Kto myśli, że owczarki niemieckie to wizytówka każdego zadbanego podwórka, to bardzo się myli. Dla niektórych to przede wszystkim maszynka do produkcji szczeniaków lub pies „do kojca”. I rzeczywiście wystarczy wyjść z domu, by na każdym pięknym podwórku dostrzec owczarka. Co do jego dobrobytu… Tu już bywa różnie. My owczarków mamy pod dostatkiem. Nie są dla nas wizytówką lub „stróżem”, ale psim przyjacielem. I niestety wiemy, że nieodpowiedzialny właściciel jest dla takiego psa przekleństwem.
Owczarki niemieckie to bardzo wymagające psy. Rosną duże, potrzebują ruchu, a także dużych porcji jedzenia. Nie wolno zamykać ich w kojcu na cały dzień. Są bardzo mądre i oddane, rzadko się zdarza, by reagowały agresją, chyba że zostały tego nauczone od szczeniaka. Niestety wszystkie owczarki, które trafiły pod naszą opiekę wcześniej czy później musiały zmierzyć się ze skutkami złego traktowania.
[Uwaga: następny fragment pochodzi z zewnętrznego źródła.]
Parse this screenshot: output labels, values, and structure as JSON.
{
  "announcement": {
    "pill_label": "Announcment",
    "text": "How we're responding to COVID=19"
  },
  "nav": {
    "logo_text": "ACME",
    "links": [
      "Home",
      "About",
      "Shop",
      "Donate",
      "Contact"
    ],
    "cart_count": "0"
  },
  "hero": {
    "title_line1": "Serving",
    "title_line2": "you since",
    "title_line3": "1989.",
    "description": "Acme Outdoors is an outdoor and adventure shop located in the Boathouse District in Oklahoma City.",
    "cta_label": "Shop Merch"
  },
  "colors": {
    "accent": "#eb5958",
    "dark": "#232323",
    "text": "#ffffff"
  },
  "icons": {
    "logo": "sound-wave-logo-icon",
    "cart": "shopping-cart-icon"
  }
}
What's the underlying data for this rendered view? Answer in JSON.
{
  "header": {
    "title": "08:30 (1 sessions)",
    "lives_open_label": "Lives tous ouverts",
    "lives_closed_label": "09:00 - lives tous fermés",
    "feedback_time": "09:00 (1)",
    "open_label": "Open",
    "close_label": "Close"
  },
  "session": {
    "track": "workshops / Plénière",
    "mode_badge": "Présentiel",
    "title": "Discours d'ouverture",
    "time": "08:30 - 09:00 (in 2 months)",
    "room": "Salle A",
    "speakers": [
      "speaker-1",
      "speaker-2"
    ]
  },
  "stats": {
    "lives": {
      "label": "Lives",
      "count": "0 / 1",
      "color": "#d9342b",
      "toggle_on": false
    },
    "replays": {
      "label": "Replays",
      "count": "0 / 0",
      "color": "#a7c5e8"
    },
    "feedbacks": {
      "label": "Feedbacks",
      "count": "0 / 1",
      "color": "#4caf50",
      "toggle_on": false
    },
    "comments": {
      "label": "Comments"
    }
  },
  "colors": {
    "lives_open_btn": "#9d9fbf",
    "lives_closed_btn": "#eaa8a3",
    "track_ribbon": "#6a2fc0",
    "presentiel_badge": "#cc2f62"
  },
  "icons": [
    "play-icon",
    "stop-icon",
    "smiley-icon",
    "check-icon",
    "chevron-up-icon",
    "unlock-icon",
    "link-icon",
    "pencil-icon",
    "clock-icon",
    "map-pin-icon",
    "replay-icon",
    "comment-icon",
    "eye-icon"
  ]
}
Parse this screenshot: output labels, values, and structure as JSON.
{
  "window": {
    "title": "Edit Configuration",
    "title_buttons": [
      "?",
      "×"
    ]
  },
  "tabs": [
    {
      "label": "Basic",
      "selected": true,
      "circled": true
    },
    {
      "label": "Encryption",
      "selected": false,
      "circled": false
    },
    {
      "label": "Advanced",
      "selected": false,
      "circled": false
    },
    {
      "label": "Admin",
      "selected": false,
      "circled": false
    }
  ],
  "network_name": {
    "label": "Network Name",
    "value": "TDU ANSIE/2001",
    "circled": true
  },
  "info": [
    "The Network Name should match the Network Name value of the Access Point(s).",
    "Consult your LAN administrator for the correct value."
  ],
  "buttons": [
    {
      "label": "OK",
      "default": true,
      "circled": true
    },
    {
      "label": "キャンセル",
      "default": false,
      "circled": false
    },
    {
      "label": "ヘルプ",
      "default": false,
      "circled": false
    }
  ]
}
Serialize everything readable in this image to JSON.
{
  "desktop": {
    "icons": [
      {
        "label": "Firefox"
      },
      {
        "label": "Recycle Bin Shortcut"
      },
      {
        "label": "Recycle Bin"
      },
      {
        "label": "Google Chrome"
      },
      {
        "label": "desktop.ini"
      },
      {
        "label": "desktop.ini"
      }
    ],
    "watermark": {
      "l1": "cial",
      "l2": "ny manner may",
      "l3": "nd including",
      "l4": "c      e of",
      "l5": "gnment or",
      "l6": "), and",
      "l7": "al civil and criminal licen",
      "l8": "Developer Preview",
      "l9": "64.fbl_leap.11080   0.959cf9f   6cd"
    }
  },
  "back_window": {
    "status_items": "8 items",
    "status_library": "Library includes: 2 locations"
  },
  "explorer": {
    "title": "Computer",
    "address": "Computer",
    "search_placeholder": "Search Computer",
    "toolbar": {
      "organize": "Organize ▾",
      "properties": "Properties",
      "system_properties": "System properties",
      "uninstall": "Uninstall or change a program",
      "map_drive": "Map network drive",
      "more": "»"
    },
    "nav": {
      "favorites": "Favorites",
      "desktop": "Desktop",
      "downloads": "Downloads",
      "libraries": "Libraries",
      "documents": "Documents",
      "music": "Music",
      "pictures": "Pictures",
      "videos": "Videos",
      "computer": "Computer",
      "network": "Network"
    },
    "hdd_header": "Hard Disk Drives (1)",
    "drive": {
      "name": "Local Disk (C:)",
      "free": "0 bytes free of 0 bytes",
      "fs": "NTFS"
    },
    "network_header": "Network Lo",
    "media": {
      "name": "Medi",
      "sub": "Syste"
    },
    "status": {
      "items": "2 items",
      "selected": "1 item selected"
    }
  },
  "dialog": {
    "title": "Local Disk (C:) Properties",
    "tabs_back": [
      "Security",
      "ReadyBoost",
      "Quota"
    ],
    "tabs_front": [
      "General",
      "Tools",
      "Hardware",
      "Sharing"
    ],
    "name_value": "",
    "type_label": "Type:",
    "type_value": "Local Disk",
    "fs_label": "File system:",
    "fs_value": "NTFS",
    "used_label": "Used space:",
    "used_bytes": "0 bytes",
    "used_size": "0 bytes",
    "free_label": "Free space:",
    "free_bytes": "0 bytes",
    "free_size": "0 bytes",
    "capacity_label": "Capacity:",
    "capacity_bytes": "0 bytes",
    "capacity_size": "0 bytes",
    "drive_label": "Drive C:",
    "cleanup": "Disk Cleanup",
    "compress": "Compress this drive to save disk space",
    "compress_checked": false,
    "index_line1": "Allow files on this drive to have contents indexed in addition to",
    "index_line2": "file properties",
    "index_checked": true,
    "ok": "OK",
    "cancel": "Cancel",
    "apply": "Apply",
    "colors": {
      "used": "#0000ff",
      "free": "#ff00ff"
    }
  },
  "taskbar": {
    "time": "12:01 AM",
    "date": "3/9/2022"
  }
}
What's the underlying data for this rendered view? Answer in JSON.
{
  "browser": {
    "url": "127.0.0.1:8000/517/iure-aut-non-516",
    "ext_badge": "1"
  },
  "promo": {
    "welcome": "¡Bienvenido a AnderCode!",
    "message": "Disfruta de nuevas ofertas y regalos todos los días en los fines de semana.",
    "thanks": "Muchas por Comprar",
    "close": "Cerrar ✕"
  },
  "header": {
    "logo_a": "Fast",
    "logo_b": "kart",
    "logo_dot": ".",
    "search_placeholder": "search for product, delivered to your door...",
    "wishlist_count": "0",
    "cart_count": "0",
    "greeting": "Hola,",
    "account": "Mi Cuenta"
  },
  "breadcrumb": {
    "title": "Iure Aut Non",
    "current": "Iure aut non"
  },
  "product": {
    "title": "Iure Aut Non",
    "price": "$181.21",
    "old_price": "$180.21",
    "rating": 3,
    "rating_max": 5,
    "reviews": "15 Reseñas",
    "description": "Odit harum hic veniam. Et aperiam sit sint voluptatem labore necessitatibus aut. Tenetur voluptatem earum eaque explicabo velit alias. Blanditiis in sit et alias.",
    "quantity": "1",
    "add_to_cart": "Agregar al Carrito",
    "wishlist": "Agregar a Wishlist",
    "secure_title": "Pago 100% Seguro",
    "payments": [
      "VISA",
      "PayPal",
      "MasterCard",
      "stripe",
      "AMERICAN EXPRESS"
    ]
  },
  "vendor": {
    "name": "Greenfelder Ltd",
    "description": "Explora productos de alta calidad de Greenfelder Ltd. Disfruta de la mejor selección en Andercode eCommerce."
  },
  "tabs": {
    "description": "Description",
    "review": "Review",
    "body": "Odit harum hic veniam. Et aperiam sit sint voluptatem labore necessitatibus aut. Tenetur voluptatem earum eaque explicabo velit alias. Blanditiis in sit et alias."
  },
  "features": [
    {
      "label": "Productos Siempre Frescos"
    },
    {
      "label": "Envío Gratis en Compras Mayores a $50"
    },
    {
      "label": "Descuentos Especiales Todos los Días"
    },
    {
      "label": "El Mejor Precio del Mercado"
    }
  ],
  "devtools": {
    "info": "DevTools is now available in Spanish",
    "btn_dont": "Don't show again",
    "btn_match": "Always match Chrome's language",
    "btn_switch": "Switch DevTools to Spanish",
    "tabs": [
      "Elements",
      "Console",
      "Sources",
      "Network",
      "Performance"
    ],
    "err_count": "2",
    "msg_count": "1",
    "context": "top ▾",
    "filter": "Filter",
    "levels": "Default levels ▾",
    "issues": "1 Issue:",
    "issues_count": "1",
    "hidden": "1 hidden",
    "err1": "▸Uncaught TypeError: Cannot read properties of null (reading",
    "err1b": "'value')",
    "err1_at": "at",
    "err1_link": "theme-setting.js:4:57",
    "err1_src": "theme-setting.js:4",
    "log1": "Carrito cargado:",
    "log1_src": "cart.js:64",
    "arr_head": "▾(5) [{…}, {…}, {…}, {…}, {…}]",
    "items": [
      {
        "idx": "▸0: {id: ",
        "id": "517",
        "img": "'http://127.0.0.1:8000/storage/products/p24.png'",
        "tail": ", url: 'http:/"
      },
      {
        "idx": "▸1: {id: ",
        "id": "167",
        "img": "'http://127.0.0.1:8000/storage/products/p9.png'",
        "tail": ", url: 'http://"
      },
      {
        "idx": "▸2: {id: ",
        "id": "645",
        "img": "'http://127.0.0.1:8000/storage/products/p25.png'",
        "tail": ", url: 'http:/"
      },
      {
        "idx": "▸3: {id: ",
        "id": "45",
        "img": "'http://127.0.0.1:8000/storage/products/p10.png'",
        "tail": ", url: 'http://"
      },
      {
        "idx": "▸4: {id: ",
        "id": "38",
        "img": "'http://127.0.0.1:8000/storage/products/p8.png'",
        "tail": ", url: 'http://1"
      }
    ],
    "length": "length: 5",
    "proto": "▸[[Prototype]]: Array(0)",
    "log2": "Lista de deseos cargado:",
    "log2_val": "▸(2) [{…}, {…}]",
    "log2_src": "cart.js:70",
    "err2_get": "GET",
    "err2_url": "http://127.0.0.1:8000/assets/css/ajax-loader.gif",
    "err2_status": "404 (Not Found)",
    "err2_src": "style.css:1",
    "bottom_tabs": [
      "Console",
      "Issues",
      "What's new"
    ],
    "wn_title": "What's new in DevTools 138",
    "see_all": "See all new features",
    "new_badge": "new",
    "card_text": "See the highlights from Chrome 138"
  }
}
KOLIA do dzisiaj zmaga się chorobą tarczycy, jest pod stałą kontrolą lekarzy, wymaga kosztownego leczenia. Zorganizowaliśmy osobną zbiórkę, ale na razie cisza… BOY przez osiem lat był zamknięty w ciasnym kojcu i raz na tydzień dostawał chleb z wodą. Gdy do nas przybył, nie potrafił ustać na tylnych łapach. Teraz przeżywa drugą młodość. SALTO stracił pana i siał postrach wśród reszty rodziny. GANGES dwa miesiące nie opuszczał budy. Jego historia wciąż pozostaje dla nas zagadką. BERLIN już dawno powinien mieć nowy dom. Czemu telefon w jego sprawie milczy?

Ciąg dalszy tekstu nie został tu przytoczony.